Lecture 3: Bottom Up Explicit Search.

Simple bottom up search

The simplest bottom up synthesis algorithm works by explicitly constructing all possible programs from a grammar starting with the terminals in the language. As one can imagine, this can be very inefficient, since the space of all expressions grows very large even with very small programs. The key idea behind this algorithm is to prune the set of primitives at every step by eliminating those that are deemed to be "observationally equivalent"; i.e. those which produce the same outputs on those inputs that were given as a specification. The key ideas of this algorithm were first presented in a paper by Albarghouthi, Gulwani and Kinkaid AlbarghouthiGK13, although a very similar algorithm was discovered independently and presented only a few months later by Udupa et al.Udupa:2013.

The high-level algorithm is shown below. Synthesize(inputs, outputs): plist := set of all terminals while(true): plist := grow(plist); plist := elimEquvalents(plist, inputs); forall( p in plist) if(isCorrect(p, inputs, outputs)): return p; The key steps in the algorithm are the grow operation, which uses the non-terminals in the grammar to construct new terms from all the terms in plist, and the elimEquivalents step, which eliminates all terms that are deemed to be redundant by virtue of being equivalent to other terms in the list. A key idea behind this algorithm is that the check of equivalence is not an real equivalence check, which would be expensive. Instead, the expressions are tested on the target inputs, and any two expression that produce the same outputs on these inputs are deemed equivalent, regardless of whether they are truly equivalent or not. This is what is referred to as "observational equivalence", the idea being that since we only care about the behavior of the synthesized program on the given inputs, any behavior difference on other inputs is irrelevant.

Lecture3:Slide4 As an example, consider again the language introduced earlier.

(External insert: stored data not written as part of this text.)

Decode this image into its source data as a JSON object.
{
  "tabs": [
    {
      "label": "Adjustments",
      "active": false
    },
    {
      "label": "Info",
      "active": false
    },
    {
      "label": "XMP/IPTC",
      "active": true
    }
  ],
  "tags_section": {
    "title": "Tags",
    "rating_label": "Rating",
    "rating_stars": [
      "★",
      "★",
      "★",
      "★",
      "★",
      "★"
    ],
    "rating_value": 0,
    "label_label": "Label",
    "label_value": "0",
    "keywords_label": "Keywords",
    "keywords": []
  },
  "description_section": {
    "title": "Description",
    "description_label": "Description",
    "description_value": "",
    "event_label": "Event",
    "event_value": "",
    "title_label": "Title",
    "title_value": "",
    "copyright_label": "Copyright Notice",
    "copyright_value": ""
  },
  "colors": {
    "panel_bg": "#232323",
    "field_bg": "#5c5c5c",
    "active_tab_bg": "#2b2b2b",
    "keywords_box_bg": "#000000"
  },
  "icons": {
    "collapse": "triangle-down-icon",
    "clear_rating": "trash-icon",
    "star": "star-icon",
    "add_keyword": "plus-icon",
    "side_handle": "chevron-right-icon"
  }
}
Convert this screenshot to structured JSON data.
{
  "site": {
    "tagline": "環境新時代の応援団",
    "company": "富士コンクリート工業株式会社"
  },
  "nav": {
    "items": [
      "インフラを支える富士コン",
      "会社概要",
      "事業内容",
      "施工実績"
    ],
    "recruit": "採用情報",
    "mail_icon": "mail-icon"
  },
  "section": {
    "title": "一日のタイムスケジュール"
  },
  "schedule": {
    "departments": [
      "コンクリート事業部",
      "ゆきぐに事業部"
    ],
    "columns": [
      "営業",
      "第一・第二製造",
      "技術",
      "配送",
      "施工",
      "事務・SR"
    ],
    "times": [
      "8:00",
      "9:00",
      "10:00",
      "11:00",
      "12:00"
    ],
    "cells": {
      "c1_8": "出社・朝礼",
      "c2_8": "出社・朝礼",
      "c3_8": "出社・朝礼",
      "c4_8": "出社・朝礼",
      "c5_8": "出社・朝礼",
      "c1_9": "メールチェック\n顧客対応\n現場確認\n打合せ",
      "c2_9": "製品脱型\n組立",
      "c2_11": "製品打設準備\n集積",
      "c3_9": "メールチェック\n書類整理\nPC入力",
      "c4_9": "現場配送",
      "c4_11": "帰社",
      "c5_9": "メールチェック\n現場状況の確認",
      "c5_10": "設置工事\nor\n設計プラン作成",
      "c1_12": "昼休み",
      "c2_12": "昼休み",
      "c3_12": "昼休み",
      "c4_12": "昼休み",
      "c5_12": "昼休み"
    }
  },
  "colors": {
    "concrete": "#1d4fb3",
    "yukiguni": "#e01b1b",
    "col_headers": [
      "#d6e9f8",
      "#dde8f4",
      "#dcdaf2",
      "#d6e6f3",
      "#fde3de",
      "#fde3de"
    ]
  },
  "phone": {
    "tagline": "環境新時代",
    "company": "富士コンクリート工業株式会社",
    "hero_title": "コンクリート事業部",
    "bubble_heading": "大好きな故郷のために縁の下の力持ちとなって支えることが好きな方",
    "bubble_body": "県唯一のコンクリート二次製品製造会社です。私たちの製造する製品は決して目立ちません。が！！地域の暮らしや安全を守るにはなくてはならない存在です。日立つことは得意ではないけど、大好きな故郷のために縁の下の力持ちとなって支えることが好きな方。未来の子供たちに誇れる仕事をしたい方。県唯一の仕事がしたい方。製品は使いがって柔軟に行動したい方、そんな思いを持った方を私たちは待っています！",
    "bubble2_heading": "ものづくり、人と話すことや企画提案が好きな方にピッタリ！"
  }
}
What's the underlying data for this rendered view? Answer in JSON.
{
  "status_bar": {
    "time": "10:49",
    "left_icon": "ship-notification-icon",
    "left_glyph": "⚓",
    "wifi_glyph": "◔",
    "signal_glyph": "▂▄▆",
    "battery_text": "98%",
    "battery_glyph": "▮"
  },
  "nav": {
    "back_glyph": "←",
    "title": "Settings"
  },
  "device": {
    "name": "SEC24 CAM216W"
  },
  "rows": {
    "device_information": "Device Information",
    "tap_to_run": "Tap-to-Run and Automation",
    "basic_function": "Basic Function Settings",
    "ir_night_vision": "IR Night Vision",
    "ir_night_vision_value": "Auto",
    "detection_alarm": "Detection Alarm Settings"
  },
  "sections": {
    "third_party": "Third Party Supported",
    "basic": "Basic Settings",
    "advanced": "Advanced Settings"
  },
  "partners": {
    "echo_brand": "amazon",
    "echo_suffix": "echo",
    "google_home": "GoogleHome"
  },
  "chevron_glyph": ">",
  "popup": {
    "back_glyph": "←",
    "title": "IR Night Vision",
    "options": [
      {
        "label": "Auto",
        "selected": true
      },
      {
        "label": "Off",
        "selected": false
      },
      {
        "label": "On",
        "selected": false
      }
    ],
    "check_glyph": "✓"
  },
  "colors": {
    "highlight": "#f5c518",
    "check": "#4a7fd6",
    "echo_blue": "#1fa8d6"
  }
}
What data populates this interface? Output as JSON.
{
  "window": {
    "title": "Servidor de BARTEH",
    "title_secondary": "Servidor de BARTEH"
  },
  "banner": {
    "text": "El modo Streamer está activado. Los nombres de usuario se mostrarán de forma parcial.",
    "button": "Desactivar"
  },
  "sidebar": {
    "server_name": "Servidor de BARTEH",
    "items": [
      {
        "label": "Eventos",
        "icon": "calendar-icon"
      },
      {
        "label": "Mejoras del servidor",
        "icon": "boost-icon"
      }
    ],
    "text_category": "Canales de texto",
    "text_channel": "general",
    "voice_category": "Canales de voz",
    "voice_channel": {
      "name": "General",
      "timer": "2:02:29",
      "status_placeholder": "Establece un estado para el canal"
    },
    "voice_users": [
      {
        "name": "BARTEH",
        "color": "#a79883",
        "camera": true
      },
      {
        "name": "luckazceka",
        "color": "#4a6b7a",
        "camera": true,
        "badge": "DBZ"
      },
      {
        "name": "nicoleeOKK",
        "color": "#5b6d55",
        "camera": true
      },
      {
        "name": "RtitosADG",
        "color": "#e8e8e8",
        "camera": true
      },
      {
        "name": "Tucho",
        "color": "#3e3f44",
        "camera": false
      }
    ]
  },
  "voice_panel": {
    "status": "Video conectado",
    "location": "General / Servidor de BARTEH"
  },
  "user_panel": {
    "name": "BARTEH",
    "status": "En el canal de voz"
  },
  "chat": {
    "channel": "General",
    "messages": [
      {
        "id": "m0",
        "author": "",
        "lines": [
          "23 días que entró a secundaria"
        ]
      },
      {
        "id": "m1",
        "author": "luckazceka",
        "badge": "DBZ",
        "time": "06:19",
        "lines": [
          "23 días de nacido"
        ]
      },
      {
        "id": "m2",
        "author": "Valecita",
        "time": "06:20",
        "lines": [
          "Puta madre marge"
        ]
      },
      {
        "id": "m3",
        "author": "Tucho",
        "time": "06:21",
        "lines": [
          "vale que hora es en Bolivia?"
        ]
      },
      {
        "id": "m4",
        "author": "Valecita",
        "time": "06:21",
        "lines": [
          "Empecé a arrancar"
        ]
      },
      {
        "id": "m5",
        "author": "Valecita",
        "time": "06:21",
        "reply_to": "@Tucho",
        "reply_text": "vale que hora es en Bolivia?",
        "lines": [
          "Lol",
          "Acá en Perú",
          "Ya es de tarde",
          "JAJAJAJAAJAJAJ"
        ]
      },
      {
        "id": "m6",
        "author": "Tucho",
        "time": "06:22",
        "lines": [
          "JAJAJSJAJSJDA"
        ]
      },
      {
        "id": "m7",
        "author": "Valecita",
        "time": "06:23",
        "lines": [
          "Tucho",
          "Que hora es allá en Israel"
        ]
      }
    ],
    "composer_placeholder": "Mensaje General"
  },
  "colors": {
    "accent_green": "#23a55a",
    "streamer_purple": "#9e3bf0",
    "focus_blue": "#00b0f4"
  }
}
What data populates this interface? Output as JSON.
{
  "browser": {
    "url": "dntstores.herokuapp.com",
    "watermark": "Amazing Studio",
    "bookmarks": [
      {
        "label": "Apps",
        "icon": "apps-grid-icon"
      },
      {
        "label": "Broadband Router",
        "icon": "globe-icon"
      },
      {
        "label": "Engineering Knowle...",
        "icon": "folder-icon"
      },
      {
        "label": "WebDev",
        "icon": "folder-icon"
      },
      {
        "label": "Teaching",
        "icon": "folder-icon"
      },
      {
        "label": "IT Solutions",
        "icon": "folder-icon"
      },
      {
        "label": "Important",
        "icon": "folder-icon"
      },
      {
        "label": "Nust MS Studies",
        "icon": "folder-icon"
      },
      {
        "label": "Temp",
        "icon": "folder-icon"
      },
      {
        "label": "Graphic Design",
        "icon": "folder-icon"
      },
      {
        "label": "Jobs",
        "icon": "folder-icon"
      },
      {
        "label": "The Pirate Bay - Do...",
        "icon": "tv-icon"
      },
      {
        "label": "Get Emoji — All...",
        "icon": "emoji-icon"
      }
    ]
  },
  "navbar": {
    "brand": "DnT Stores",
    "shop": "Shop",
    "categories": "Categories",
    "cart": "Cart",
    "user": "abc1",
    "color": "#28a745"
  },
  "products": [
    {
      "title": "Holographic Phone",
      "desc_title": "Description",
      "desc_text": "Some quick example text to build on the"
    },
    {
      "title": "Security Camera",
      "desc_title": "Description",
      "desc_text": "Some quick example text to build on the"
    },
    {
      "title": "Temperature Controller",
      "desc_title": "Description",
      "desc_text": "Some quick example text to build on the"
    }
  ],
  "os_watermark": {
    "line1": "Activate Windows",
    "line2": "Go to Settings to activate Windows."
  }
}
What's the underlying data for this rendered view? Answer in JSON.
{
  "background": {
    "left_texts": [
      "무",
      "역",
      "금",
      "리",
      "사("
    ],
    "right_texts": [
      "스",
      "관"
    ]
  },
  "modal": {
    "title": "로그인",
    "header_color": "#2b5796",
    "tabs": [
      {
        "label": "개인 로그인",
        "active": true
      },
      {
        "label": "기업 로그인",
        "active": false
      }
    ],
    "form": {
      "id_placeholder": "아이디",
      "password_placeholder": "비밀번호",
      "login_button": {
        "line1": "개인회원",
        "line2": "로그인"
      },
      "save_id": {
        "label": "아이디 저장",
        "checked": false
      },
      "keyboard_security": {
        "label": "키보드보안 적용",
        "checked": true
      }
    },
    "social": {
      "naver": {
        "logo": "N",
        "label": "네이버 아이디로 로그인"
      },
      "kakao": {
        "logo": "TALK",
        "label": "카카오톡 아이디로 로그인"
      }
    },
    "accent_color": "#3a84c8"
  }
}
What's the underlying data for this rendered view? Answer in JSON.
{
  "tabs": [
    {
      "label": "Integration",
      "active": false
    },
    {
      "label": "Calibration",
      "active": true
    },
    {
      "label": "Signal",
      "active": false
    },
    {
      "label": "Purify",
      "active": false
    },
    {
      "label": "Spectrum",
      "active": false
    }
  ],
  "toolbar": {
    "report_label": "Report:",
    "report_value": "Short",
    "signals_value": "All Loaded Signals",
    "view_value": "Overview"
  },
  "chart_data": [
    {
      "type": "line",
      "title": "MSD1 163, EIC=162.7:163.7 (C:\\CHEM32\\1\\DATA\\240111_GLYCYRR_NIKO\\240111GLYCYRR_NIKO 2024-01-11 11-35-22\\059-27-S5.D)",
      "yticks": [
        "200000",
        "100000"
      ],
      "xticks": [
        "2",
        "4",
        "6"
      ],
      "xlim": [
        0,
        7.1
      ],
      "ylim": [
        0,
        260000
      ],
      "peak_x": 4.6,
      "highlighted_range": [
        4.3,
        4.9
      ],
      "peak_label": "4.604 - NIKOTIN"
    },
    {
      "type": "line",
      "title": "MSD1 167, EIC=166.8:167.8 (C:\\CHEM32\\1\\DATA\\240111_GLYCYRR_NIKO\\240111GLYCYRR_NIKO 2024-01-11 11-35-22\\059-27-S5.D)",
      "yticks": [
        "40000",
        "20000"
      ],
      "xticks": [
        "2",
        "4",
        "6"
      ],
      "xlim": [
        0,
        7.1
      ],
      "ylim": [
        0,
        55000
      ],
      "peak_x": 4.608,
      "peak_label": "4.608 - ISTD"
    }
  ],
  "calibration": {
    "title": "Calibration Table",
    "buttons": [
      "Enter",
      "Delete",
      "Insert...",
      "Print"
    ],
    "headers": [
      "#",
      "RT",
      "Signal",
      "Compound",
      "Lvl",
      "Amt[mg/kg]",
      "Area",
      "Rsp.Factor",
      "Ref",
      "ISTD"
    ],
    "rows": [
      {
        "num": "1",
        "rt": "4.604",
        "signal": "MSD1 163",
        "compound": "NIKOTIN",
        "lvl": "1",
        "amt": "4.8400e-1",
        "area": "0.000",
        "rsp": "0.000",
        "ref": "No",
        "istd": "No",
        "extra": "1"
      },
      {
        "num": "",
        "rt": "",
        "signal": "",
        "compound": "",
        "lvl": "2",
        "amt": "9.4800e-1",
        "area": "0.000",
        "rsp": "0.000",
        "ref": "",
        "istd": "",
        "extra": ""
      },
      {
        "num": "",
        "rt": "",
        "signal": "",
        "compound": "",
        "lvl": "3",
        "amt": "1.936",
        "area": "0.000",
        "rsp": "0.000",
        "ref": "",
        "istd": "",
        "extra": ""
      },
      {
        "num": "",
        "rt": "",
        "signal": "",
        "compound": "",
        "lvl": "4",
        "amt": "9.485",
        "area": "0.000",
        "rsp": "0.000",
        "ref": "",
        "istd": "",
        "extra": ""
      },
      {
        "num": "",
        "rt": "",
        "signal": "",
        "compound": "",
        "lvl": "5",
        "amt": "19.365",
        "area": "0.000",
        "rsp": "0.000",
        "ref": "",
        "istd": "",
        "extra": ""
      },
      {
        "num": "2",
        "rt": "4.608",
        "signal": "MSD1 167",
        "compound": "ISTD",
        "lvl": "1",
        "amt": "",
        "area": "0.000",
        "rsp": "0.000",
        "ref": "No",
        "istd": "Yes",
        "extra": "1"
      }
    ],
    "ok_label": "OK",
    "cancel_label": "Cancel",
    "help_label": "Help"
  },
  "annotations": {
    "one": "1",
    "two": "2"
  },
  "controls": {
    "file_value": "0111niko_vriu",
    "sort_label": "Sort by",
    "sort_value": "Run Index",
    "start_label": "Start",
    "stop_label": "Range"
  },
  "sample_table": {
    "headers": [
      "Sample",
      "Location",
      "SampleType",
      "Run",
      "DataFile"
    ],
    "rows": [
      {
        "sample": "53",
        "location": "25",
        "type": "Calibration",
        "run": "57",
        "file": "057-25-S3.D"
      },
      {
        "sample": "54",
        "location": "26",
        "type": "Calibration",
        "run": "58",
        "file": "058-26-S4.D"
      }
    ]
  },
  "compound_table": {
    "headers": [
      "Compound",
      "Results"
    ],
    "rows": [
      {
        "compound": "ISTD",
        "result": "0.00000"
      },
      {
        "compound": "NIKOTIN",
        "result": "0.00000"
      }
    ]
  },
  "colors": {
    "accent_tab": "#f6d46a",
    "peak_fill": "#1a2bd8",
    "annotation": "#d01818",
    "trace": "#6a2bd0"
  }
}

Initially, the plist will contain all the terminals in the grammar: in, [0], 0. After the first call to grow, the set of expressions grows quite dramatically, as it now includes all expressions that can be creating by composing the original terminals using the different production rules in the grammar. As we can see in the figure, however, many of these expressions are clearly equivalent. For example, sort([0]) is equivalent to [0], and firstZero([0]) is equivalent to 0. More interestingly, in[0,0] and [0][0,0] may not be equivalent in general, but if I only have two inputs [0,7,3,2,5,6,3] and [0,2,13,5,9,1,0], then in[0,0] and [0][0,0] are observationally equivalent, since they are equivalent on all available inputs; on any program that uses in[0,0], we can replace it with [0][0,0], and it will produce the same output on the given inputs.

For each equivalence class of observationally equivalent programs, elimEquivalents eliminates all but one of them. Each equivalent program that is eliminated actually leads to exponential savings, since it spares us from having to construct the exponentially many programs that could be constructed from that sub-program.

This algorithm as described is extremely simple, but it is already quite powerful. First, it naturally explores small programs before large programs, so it automatically finds the smallest program satisfying the specification. Additionally, it is easy to introduce heuristics into grow and elimEquivalents to direct the search for programs so that programs that are deemed more desirable are discovered first, or to speed up the search based on prior knowledge of which programs are more likely to be correct. A second benefit of this algorithm is that it works with black-box language building blocks. For example, for the language above, there is no need to have source code for sort or firstZero; the algorithm just needs to be able to execute them. The algorithm also does a good job of coping with symmetries, and is able to exploit properties of the building blocks even without access to their source code; for example, even without being told that sort is idempotent, the algorithm would immediately discard sort(sort(in)) after deeming it equivalent to sort(in). However, the algorithm is not a magic bullet, there are some important conditions that need to be met for the algorithm to work correctly, conditions that our language in the running example doesn't actually meet!

Formal Requirements

The bottom-up search algorithm comes with some important formal requirements. The most important requirement is that the semantics of a program fragment should not depend on the context. The algorithm relies on being able to prune an expression $e_2$ on the basis of there being another expression $e_1$ with the same semantics already in the search space. But this only works if the following condition is satisfied:

Context independent equivalence: Given two expressions $e_1$ and $e_2$ evaluated on inputs $\sigma$, bottom up search requires that the following condition be true: $\forall \sigma. ObsEquiv(e_1, e_2,\sigma) \Rightarrow \forall \mathcal{C}. ObsEquiv(\mathcal{C}[e_1], \mathcal{C}[e_2],\sigma)$
Where $ObsEquiv(e_1, e_2, inputs)$ is the observational equivalence of two expressions under a given set of inputs.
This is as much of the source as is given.